Britain and the United States said on Monday that their regulators are taking every step needed to ensure that trillions of dollars in derivatives contracts traded across the Atlantic will not be disrupted by any type of Brexit.
Derivatives are widely used by companies to hedge themselves against unexpected moves in borrowing costs or prices for raw materials.
"Market participants can be confident that the clearing and trading of derivatives between the UK and U.S. will maintain the high standards of today when the UK leaves the EU," Bank of England Governor Mark Carney said in a statement.
Currently, derivatives trading in Britain conforms to rules written by the European Union, the trading bloc that the United Kingdom is due to leave on March 29.
U.S. and UK regulators told reporters on Monday that the trading and clearing of derivatives transactions in London and New York, two markets that dominate the global sector, would continue under a similar set of rules once Brexit takes place.
With just over a month to go, it is still unclear if Britain will leave the EU with a transition agreement, or crash out with no deal.

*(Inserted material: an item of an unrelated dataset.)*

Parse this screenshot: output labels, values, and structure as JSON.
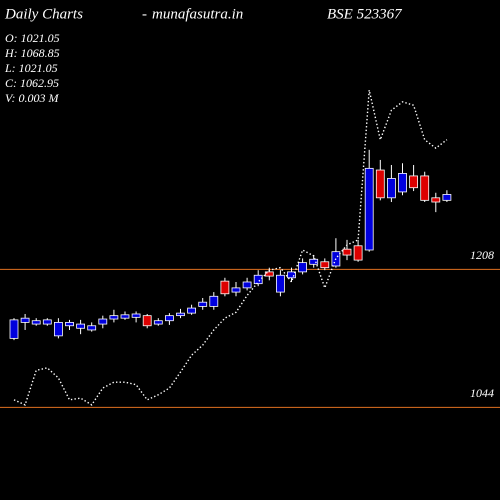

The steps announced by the Bank of England, the Financial Conduct Authority and the U.S. Commodity Futures Trading Commission on Monday aim to reassure markets that derivatives will not be disrupted even if there is a "hard" Brexit.
CFTC Chairman Christopher Giancarlo said the measures provide a "bridge over Brexit" through a durable regulatory framework which the thriving trans Atlantic derivatives market may continue and endure.
The measures were yet "another example of the special relationship between our two countries", Britain's finance minister Philip Hammond said.